The issue of benefits adequacy represents a "black hole" at the heart of the welfare reform green paper despite the second half of its promise of "work for those who can; security for those who cannot". For all its talk of "20:20 vision", the contours of the future social security system remain blurred. On the one hand, the green paper reaffirms the government's commitment to universal benefits designed to meet the costs of children and disability and much of the rhetoric, including in prime minister Tony Blair's foreword, is about a welfare state for us all.

On the other hand, the minimising of means-testing is not included as an objective. A central principle is that people will be expected to make provision for themselves where they can and it is envisaged that private providers will deliver a "substantial share" of pensions and social security provision. This raises the possibility of a two-tier system of private provision for those who can afford it and state provision for those who cannot.

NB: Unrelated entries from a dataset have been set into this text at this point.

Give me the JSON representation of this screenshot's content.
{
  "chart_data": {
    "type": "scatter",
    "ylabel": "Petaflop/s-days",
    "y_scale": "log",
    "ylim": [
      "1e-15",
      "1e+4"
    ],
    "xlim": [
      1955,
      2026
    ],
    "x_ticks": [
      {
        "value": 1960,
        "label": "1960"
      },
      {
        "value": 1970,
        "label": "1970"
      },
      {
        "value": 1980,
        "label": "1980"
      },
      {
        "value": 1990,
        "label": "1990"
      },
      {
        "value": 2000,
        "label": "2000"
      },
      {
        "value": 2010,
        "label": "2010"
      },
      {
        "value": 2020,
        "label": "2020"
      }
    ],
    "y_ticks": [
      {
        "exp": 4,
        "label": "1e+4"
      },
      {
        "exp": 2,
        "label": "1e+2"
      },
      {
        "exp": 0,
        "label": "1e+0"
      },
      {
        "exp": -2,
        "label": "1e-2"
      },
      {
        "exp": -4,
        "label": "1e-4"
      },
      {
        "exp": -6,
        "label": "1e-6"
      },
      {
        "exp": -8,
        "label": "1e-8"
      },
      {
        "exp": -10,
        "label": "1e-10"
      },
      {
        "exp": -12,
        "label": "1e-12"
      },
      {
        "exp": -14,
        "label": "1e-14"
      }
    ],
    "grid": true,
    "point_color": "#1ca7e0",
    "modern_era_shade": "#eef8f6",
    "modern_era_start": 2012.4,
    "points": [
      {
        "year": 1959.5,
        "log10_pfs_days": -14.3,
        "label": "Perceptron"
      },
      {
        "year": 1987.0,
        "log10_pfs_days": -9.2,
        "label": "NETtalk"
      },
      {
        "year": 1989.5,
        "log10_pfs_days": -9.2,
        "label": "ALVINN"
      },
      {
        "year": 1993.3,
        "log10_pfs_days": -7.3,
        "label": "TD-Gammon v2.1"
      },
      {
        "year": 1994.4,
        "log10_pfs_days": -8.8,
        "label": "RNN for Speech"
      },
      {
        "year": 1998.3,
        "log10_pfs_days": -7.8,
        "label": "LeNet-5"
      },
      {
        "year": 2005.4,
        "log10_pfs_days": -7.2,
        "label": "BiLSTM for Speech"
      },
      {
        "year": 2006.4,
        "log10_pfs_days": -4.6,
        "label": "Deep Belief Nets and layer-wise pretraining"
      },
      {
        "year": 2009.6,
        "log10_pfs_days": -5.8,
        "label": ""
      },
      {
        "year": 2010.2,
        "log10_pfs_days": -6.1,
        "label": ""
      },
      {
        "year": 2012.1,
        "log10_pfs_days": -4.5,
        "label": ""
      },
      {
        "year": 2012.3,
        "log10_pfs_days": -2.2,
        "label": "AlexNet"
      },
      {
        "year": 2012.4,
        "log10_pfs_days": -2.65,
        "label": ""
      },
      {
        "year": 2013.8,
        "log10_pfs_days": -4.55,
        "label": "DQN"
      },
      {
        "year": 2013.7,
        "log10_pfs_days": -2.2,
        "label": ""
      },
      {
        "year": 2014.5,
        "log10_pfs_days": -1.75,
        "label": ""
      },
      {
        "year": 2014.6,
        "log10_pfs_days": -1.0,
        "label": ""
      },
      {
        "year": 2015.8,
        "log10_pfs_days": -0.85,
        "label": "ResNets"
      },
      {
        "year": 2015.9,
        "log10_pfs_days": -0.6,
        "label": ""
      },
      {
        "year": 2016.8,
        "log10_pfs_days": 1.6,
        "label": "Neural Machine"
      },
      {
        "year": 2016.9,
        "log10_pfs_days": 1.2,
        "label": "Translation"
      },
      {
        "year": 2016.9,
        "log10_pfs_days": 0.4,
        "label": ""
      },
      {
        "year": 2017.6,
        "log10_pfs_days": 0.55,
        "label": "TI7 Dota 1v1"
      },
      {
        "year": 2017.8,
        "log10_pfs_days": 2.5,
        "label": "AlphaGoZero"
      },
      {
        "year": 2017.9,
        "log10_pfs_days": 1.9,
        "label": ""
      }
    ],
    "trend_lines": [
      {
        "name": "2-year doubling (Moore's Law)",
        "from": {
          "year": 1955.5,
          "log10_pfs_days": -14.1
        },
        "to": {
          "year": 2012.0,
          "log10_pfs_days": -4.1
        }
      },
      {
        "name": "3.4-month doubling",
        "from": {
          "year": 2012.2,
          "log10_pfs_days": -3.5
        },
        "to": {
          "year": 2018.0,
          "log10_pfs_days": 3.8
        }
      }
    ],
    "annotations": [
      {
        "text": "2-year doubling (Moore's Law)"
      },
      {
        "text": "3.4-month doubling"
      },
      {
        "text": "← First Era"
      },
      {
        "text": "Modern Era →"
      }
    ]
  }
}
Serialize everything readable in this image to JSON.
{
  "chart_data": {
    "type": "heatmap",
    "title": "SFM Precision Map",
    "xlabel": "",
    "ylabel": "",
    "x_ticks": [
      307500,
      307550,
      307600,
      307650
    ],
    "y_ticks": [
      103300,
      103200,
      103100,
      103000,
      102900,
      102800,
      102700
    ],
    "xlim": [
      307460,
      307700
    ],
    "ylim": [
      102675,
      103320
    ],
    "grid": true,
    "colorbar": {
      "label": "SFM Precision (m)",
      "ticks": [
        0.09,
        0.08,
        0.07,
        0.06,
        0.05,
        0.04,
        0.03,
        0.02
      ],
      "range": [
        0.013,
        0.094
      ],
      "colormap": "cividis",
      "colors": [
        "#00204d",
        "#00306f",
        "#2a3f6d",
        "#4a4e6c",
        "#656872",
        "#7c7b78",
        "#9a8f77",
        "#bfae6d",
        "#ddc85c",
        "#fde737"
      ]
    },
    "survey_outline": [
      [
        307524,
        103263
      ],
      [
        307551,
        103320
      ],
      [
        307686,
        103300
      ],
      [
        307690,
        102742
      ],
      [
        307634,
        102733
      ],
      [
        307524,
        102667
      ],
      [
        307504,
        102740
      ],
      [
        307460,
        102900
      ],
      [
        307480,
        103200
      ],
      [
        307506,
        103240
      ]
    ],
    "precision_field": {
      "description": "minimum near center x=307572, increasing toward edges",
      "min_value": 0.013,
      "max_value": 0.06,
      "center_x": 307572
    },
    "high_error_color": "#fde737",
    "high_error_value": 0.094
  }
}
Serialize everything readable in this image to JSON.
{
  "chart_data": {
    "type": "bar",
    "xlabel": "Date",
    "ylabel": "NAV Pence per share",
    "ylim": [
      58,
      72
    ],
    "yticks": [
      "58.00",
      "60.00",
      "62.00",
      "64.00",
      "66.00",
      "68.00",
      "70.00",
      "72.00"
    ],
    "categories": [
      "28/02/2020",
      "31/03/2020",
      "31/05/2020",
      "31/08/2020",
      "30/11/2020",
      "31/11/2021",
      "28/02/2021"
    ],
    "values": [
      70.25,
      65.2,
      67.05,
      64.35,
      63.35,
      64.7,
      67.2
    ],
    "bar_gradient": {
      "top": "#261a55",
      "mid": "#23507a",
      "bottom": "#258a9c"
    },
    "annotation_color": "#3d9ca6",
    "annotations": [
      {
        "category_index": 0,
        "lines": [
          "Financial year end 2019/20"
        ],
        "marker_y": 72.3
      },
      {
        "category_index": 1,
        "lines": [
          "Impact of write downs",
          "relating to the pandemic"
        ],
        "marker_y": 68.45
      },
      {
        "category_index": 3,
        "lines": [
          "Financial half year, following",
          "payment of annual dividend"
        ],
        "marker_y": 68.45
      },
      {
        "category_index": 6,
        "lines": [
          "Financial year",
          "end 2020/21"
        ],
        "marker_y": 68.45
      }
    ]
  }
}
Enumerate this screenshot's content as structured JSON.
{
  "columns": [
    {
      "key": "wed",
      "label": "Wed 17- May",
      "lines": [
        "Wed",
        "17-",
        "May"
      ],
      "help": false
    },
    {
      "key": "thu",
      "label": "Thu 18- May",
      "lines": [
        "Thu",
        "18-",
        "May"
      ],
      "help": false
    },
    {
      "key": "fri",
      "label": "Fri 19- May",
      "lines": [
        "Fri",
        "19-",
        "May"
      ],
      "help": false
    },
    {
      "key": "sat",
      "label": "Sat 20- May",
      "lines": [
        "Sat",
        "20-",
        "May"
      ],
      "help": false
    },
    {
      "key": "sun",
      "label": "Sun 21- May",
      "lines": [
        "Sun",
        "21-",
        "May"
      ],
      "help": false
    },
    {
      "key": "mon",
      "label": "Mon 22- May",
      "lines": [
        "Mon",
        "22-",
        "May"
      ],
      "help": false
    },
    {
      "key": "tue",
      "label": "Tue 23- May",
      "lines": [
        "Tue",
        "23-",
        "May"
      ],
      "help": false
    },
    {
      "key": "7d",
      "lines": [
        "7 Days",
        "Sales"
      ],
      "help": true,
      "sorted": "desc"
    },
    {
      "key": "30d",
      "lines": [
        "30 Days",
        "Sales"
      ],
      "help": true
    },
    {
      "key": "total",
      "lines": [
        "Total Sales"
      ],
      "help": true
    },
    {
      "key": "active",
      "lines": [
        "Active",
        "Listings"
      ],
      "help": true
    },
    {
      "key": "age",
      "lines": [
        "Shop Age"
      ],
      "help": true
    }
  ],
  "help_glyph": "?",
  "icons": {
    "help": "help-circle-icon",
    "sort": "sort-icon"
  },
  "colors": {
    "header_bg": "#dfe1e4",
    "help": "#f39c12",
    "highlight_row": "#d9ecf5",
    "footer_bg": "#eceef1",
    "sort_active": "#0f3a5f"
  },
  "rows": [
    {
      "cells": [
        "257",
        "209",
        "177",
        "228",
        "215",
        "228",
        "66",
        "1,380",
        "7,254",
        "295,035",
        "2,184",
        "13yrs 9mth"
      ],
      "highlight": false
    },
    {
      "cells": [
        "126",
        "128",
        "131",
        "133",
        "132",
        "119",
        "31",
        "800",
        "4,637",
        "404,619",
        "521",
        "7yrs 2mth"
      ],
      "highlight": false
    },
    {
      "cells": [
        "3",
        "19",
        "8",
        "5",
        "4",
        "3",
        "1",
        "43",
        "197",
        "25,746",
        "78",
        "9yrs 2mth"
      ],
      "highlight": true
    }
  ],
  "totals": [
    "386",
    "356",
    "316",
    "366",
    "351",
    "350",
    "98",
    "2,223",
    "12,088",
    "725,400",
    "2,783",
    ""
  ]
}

A key issue here is the future of the national insurance system. All the green paper offers us is a big question mark. There is no mention of the case made by the Commission on Social Justice for a modernised, more inclusive social insurance system, better attuned to contemporary employment patterns and, in particular, to the needs and circumstances of women.

Tony Blair's commitment to raising the standard of living of the poorest points to the need for a poverty reduction target (not included in the green paper's 32 "measures of success"). Meeting such a target, in one of the most unequal industrialised societies, will require an element of redistribution through the tax and benefits systems as well as greater equality of opportunities through education and employment. It is a responsibility of government to persuade middle Britain of the case for such measures.

Ruth Lister is professor of social policy, Loughborough University.